With the increase in funding, the Grand Theatre decided to put the money back into the community, by supplying students with 1,600 free tickets for the matinee performances.
For many students, seeing the matinee performance of Prom Queen was their first experience at the Grand Theatre. Harvey believes this is a great opportunity for students who don’t normally come to the theatre to see a show that resonates with them.
Harvey explains that the student matinees were met with positive reactions from the audience.
"They're screaming at them like they’re rock stars,” she laughs.
It wasn't only students cheering on the cast. Opening night was met with thunderous applause before the bows even began; the director had to ask the audience to stop clapping, but the cheering only increased as Marc Hall and others from the real-life event were called up on stage.
There is no indication that this is just a student performance. The level of professionalism and talent easily parallels, if not surpasses, professional companies. Students making up the cast are incredibly proud of what they do, and it shows. In this two-hour show with dance numbers and fast-paced dialogue, the cast never stops to catch their breath. Each supporting character has well developed backstories and roles in the show, keeping the audience invested in every storyline.
The students, from high schools all across London, rehearsed daily from the beginning of August. Many actors reached out to the people they portray onstage in order to form a sense of identity for their characters.
Damon Guidolin, a student in his fifth year of high school at H.B. Beal Secondary School, plays Hall’s boyfriend, Jason. He explains the importance of creating an authentic performance.
“It’s easy to come up with a character in your head,… but creating a real person is so hard, and you really have to get to know the person,” he describes. “You have to have conversations; you have to research them to really get close to the character. Otherwise, I don’t feel like you’re doing them justice.”
Even when students were unable to talk with their real-life counterparts, they had the support of Hall throughout the entire project, who communicated with students during production. This was the case for Marcy Gallant, a Grade 12 student from H.B. Beal who plays Marc’s best friend, Carly.
“I have a sense of who Carly was through Marc Hall,” she explains.
In bringing Carly to life, Gallant tried to find a balance between authentically portraying the person her character is based on while also taking creative liberties.

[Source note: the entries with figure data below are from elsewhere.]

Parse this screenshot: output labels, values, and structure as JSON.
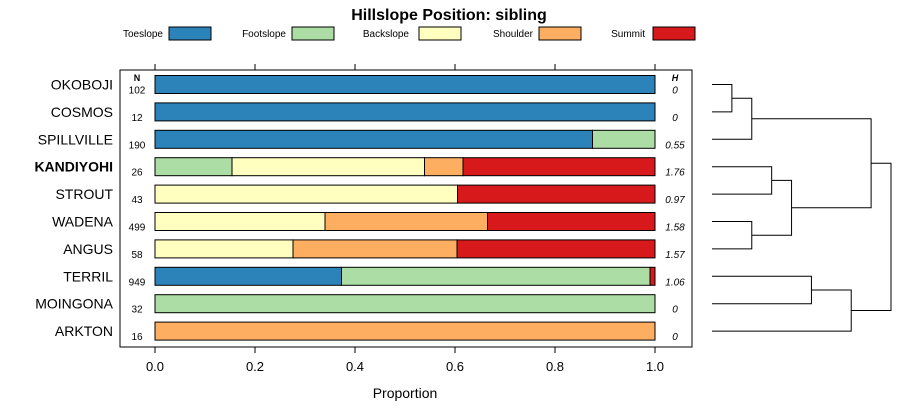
{
  "chart_data": {
    "type": "bar",
    "orientation": "horizontal",
    "stacked": true,
    "title": "Hillslope Position: sibling",
    "xlabel": "Proportion",
    "xlim": [
      0,
      1
    ],
    "xticks": [
      "0.0",
      "0.2",
      "0.4",
      "0.6",
      "0.8",
      "1.0"
    ],
    "n_header": "N",
    "h_header": "H",
    "legend": [
      {
        "name": "Toeslope",
        "color": "#2b83ba"
      },
      {
        "name": "Footslope",
        "color": "#abdda4"
      },
      {
        "name": "Backslope",
        "color": "#ffffbf"
      },
      {
        "name": "Shoulder",
        "color": "#fdae61"
      },
      {
        "name": "Summit",
        "color": "#d7191c"
      }
    ],
    "categories": [
      "OKOBOJI",
      "COSMOS",
      "SPILLVILLE",
      "KANDIYOHI",
      "STROUT",
      "WADENA",
      "ANGUS",
      "TERRIL",
      "MOINGONA",
      "ARKTON"
    ],
    "highlight": "KANDIYOHI",
    "n": [
      "102",
      "12",
      "190",
      "26",
      "43",
      "499",
      "58",
      "949",
      "32",
      "16"
    ],
    "h": [
      "0",
      "0",
      "0.55",
      "1.76",
      "0.97",
      "1.58",
      "1.57",
      "1.06",
      "0",
      "0"
    ],
    "series": [
      {
        "name": "Toeslope",
        "values": [
          1.0,
          1.0,
          0.875,
          0.0,
          0.0,
          0.0,
          0.0,
          0.373,
          0.0,
          0.0
        ]
      },
      {
        "name": "Footslope",
        "values": [
          0.0,
          0.0,
          0.125,
          0.154,
          0.0,
          0.0,
          0.0,
          0.617,
          1.0,
          0.0
        ]
      },
      {
        "name": "Backslope",
        "values": [
          0.0,
          0.0,
          0.0,
          0.385,
          0.605,
          0.34,
          0.276,
          0.0,
          0.0,
          0.0
        ]
      },
      {
        "name": "Shoulder",
        "values": [
          0.0,
          0.0,
          0.0,
          0.077,
          0.0,
          0.325,
          0.328,
          0.0,
          0.0,
          1.0
        ]
      },
      {
        "name": "Summit",
        "values": [
          0.0,
          0.0,
          0.0,
          0.384,
          0.395,
          0.335,
          0.396,
          0.01,
          0.0,
          0.0
        ]
      }
    ],
    "dendrogram": {
      "merges": [
        {
          "a": "OKOBOJI",
          "b": "COSMOS"
        },
        {
          "a": "OKOBOJI+COSMOS",
          "b": "SPILLVILLE"
        },
        {
          "a": "KANDIYOHI",
          "b": "STROUT"
        },
        {
          "a": "WADENA",
          "b": "ANGUS"
        },
        {
          "a": "KANDIYOHI+STROUT",
          "b": "WADENA+ANGUS"
        },
        {
          "a": "OKOBOJI+COSMOS+SPILLVILLE",
          "b": "KANDIYOHI+STROUT+WADENA+ANGUS"
        },
        {
          "a": "TERRIL",
          "b": "MOINGONA"
        },
        {
          "a": "TERRIL+MOINGONA",
          "b": "ARKTON"
        },
        {
          "a": "OKOBOJI+COSMOS+SPILLVILLE+KANDIYOHI+STROUT+WADENA+ANGUS",
          "b": "TERRIL+MOINGONA+ARKTON"
        }
      ],
      "heights": [
        1,
        2,
        3,
        2,
        4,
        8,
        5,
        7,
        9
      ]
    }
  }
}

“I think Carly is really similar to my personality, because she’s a firecracker. She’s really supportive over everything Marc Hall does, and I have so many friends who I support through everything,” Gallant says. “I mixed a bit of both — authentic and a bit of my own spice.”
Despite controversies surrounding funding, this will not be the last of The High School Project. As Harvey explains, the Grand Theatre and The High School Project are committed to “making sure there are safe places in the world and making sure people know that … it’s one of the most important things we can offer in this community."
Prom Queen: The Musical runs from Sept. 21 to 29 for the public. Student matinees began on the Sept. 18 and run through Sept. 21. More information can be found from the Grand Theatre.